Sonia rolls over onto her elbows so she can look me in the face. "Choose," she demands. "Choose."
******************

You can't tell me that you don't want to read the next chapter! It would be a lie. I'm not spoiling any more than the back jacket description does when I tell you the plot. Basically, her eccentric boss dies and leaves her one last task - to deliver a mystery package to Sonia, her long lost best friend who she hasn't spoken to in 8 years.

Here are the things I loved about this book:
1. I like reading books where the main character is my age. I know every generation probably feels this way, but the late twenties/early thirties seems like a momentous time. Like *this* is finally when we all grow up, when we have to make the big decisions.
2. It so accurately captures childhood friendships. I had 3 best friends from ages 10-14. Every time I would become inseparable with one, she would move. But parts of each of those friendships could be seen in the relationship between Cameron and Sonia in the book.
3. It also accurately captures the end of a friendship and the ongoing feelings of loss associated with that.
4. For some reason I really liked the fact that Cameron was 6'2". This is practically a foot taller than me, and so I couldn't relate at all, but I still loved it. The subtle way it wove it's way into the main character's development was interesting. I think many people feel like there was something about them growing up that set them apart and made them feel like an outsider. For me, it was the fact that my voice sounded like Kathleen Turner's at the age of 6, but to have that quality so physically obvious was an interesting choice.
5. This book is chalk full of unrequited love and even some real romance and it reminded me that realism is perhaps better than the corny romances depicted in some of the crap chick lit that I sometimes read.

There are more reasons, but I don't want to spoil the book. Go buy it and read it yourself. Then tell me what *you* think. Except not if you hate it. Because I get pissed when people hate books that I really liked. I'm a bit of a book dictator.

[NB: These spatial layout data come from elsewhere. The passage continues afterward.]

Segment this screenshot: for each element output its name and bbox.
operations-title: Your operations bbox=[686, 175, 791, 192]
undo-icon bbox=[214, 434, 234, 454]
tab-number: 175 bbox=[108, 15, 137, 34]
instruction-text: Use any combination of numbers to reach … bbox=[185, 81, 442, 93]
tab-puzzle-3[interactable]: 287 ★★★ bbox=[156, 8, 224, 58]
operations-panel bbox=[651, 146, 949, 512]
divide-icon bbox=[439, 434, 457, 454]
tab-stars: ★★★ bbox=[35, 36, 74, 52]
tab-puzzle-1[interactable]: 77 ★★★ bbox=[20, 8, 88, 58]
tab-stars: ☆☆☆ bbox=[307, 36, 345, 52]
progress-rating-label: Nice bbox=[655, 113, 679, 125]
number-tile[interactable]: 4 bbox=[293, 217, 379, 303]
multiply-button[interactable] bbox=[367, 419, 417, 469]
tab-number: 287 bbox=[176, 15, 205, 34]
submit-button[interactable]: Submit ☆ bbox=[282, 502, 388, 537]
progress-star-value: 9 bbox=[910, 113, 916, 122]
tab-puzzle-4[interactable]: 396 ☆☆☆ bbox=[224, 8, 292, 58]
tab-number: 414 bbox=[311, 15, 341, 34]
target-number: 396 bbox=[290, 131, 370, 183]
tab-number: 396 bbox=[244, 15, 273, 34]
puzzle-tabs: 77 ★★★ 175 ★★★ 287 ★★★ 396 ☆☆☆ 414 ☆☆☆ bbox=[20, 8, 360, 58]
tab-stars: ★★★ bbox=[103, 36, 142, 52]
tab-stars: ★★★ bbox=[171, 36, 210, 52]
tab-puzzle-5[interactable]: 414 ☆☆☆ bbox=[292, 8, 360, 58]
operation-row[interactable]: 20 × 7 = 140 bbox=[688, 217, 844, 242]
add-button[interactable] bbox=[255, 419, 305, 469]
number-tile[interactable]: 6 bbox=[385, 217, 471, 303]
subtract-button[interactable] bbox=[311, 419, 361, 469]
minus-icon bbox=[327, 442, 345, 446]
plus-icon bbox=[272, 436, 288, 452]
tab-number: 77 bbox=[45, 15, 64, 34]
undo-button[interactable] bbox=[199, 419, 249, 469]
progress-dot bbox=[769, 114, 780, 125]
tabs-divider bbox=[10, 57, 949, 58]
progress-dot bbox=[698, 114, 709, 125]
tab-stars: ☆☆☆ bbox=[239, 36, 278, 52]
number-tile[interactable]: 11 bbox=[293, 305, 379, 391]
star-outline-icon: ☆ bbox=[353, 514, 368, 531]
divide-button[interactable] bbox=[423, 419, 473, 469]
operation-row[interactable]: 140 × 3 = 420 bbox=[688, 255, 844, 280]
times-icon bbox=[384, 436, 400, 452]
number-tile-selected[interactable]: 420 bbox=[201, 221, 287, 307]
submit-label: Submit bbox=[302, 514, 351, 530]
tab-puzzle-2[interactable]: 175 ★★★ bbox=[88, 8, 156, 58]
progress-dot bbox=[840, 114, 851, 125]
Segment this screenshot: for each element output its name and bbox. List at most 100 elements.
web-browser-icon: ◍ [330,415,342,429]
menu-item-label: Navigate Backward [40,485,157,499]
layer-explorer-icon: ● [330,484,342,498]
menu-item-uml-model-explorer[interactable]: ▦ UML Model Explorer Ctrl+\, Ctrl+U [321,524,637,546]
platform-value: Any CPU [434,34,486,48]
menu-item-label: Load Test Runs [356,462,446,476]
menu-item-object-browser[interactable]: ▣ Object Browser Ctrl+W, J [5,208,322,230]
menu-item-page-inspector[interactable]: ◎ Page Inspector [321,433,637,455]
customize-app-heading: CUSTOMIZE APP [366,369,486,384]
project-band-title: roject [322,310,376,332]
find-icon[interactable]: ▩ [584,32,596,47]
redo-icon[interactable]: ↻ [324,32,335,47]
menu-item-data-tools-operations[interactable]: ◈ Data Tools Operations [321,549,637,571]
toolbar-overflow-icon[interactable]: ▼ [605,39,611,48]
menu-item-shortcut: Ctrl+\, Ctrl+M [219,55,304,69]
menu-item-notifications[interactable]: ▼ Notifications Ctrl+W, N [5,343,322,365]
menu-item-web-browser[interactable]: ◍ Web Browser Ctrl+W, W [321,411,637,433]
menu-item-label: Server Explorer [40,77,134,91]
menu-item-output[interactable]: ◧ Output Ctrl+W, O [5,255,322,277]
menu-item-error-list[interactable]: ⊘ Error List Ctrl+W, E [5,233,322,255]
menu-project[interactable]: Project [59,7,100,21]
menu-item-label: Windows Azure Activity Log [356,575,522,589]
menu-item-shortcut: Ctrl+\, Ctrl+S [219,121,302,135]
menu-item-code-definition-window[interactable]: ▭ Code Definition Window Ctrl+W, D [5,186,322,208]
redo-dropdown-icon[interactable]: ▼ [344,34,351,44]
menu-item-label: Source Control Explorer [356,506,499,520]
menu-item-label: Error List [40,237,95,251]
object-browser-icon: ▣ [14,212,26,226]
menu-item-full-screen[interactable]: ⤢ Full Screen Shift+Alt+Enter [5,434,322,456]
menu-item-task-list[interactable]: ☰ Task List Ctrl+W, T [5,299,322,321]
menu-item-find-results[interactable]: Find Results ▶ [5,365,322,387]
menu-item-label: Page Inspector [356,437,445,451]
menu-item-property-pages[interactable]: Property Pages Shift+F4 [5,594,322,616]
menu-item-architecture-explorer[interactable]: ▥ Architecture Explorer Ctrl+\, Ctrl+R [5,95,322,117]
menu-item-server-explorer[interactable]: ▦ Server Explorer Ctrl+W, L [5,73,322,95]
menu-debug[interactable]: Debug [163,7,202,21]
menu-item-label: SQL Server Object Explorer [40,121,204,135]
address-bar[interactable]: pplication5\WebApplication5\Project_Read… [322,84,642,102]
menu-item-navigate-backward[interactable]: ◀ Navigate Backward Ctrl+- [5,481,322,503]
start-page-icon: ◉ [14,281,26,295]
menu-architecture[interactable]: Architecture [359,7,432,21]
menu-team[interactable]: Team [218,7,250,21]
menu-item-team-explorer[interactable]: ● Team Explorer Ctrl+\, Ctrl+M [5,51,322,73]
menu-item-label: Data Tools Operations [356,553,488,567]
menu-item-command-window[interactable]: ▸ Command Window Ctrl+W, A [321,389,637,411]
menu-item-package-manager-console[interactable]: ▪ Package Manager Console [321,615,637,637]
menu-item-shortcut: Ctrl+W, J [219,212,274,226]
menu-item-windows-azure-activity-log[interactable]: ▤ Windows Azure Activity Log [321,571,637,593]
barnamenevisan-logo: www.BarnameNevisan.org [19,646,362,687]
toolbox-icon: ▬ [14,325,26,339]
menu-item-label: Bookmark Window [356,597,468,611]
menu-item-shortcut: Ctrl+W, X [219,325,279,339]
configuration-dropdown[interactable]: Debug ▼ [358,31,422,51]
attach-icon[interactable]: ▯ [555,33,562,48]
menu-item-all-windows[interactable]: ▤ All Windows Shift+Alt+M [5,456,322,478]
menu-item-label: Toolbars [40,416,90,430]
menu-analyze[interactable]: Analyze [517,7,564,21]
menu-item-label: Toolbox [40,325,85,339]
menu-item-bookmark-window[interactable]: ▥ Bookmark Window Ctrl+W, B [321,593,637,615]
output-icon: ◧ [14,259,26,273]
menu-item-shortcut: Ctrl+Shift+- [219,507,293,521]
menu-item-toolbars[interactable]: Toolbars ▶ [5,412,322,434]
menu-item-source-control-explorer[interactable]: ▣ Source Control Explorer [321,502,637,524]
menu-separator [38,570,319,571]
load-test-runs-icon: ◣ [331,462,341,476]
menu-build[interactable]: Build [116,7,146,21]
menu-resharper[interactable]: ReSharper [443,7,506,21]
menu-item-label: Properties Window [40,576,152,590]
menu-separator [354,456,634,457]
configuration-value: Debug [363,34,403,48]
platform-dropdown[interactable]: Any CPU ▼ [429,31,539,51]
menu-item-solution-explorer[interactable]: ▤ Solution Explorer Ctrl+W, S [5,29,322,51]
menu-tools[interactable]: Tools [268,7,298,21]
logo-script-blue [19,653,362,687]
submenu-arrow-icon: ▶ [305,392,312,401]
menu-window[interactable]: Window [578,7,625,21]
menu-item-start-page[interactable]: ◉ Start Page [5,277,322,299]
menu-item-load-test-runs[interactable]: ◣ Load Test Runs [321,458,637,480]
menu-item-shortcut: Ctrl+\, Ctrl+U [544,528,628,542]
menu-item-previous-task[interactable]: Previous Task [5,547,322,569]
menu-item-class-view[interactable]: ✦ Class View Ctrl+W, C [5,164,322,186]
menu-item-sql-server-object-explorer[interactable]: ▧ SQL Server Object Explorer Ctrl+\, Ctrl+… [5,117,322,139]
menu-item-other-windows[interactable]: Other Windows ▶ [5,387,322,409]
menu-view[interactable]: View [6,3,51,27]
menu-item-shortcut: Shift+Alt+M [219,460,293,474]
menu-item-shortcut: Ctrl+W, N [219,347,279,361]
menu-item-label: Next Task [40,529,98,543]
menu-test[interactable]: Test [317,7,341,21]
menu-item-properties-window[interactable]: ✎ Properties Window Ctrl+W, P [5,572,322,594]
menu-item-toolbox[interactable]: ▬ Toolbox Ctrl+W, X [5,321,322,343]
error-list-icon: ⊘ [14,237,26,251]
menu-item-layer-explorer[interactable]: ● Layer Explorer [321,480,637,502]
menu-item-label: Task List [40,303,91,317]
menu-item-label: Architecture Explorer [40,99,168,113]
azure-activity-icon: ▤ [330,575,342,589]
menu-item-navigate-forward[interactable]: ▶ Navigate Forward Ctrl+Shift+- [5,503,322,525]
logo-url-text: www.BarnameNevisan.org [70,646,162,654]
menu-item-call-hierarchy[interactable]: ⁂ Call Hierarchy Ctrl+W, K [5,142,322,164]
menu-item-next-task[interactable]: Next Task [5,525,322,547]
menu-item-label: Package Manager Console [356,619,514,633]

Next I plan to start Special Topics in Calamity Physics by Marisha Pessl. This book comes highly recommended by my friend Heidi who loaned it to me and it was voted one of the 10 best books of the year by The New York Times. That said, the one paragraph description on the back is kind of confusing. Hopefully the book isn't too.

3 comments:

Tib said...

You are right I do want to read the rest of the book. Did you put it back in the kitchen?

Kristin said...

Dude! I've totally read this chick book! I think it was at a house I was housesitting one time. I'm withholding comments as per your request.

cranky rae said...

I just reread this blog post, because I was looking for some reviews of some books I stole from your house this week. Dude, that Kathleen Turner line makes me LOL every time.